The code seems stuck and doing nothing. I'm doing something wrong?

`
  warnings.warn(
WARNING:torch.distributed.run:
*****************************************
Setting OMP_NUM_THREADS environment variable for each process to be 1 in default, to avoid your system being overloaded, please further tune the variable for optimal performance in your application as needed. 
*****************************************
INFO:torch.distributed.launcher.api:Starting elastic_operator with launch configs:
  entrypoint       : fasterrcnn-pytorch-training-pipeline/train.py
  min_nodes        : 2
  max_nodes        : 2
  nproc_per_node   : 4
  run_id           : none
  rdzv_backend     : static
  rdzv_endpoint    : 127.0.0.1:29500
  rdzv_configs     : {'rank': 0, 'timeout': 900}
  max_restarts     : 0
  monitor_interval : 5
  log_dir          : None
  metrics_cfg      : {}

INFO:torch.distributed.elastic.agent.server.local_elastic_agent:log directory set to: /dev/shm/slurm_job.1745194/torchelastic_s78szpdv/none_e_rmw4ws
INFO:torch.distributed.elastic.agent.server.api:[default] starting workers for entrypoint: python
INFO:torch.distributed.elastic.agent.server.api:[default] Rendezvous'ing worker group

    agent_data = get_all(store, rank, key_prefix, world_size)
  File "****/Deep_Learning/MIC_DL/test_detectron_multinode/pytorch_1.12_cu11.6/lib/python3.10/site-packages/torch/distributed/elastic/utils/store.py", line 34, in get_all
    data = store.get(f"{prefix}{idx}")
RuntimeError: Socket Timeout

`
sovit-123 commented 1 year ago

I see that you have pass a --nnodes=2 argument. I am afraid that multi-node training is not supported at the moment. It supports single node multi-GPU training. Can you please start with a single node and 2 GPU training? That's what I have tested till date. I am trying to scale the code further but will take some time in doing so.

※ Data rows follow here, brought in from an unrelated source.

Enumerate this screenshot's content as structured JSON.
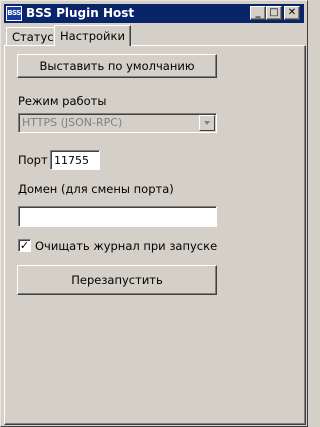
{
  "window": {
    "title": "BSS Plugin Host",
    "icon_label": "BSS",
    "controls": {
      "minimize": "_",
      "maximize": "□",
      "close": "✕"
    }
  },
  "tabs": [
    {
      "label": "Статус",
      "active": false
    },
    {
      "label": "Настройки",
      "active": true
    }
  ],
  "settings": {
    "reset_button": "Выставить по умолчанию",
    "mode_label": "Режим работы",
    "mode_value": "HTTPS (JSON-RPC)",
    "port_label": "Порт",
    "port_value": "11755",
    "domain_label": "Домен (для смены порта)",
    "domain_value": "",
    "clear_log_label": "Очищать журнал при запуске",
    "clear_log_checked": true,
    "restart_button": "Перезапустить"
  }
}
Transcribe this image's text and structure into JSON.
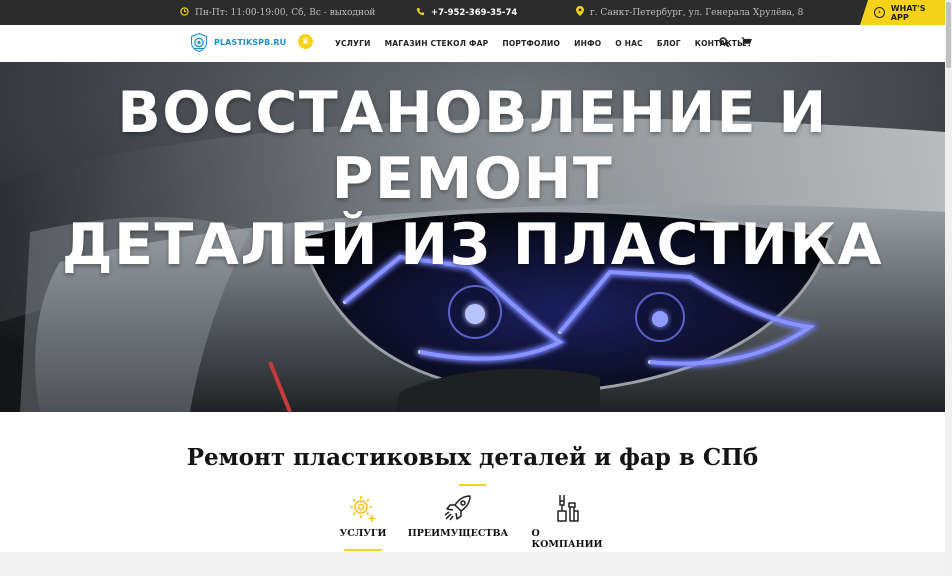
{
  "topbar": {
    "hours": "Пн-Пт: 11:00-19:00, Сб, Вс - выходной",
    "phone": "+7-952-369-35-74",
    "address": "г. Санкт-Петербург, ул. Генерала Хрулёва, 8",
    "whatsapp_label": "WHAT'S APP"
  },
  "nav": {
    "logo_text": "PLASTIKSPB.RU",
    "menu": [
      "УСЛУГИ",
      "МАГАЗИН СТЕКОЛ ФАР",
      "ПОРТФОЛИО",
      "ИНФО",
      "О НАС",
      "БЛОГ",
      "КОНТАКТЫ"
    ]
  },
  "hero": {
    "title_line1": "ВОССТАНОВЛЕНИЕ И РЕМОНТ",
    "title_line2": "ДЕТАЛЕЙ ИЗ ПЛАСТИКА"
  },
  "section": {
    "title": "Ремонт пластиковых деталей и фар в СПб",
    "tabs": [
      {
        "label": "УСЛУГИ",
        "icon": "gear-plus-icon",
        "active": true
      },
      {
        "label": "ПРЕИМУЩЕСТВА",
        "icon": "rocket-icon",
        "active": false
      },
      {
        "label": "О КОМПАНИИ",
        "icon": "tools-icon",
        "active": false
      }
    ]
  },
  "colors": {
    "accent": "#f5d31a",
    "topbar_bg": "#2b2b2b",
    "logo_blue": "#1c8fd0"
  }
}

unrue commented 1 year ago

Ok, understood. The code is not multinode, but Multi-GPU yes. Why I don't see dist.all_reduce in training loop? Is somewhere? How gradients are synchronized among GPUs?

sovit-123 commented 1 year ago

You are right. There is a mistake. I have used SyncBatchNorm but forgot all_reduce. I will surely push the correct and updated code as soon as possible.

sovit-123 commented 10 months ago

Hi, the all_reduce has been included in the reduce_dict function in utils.py. I hope this resolves the issue. I am closing the issue for now. Please reopen if necessary.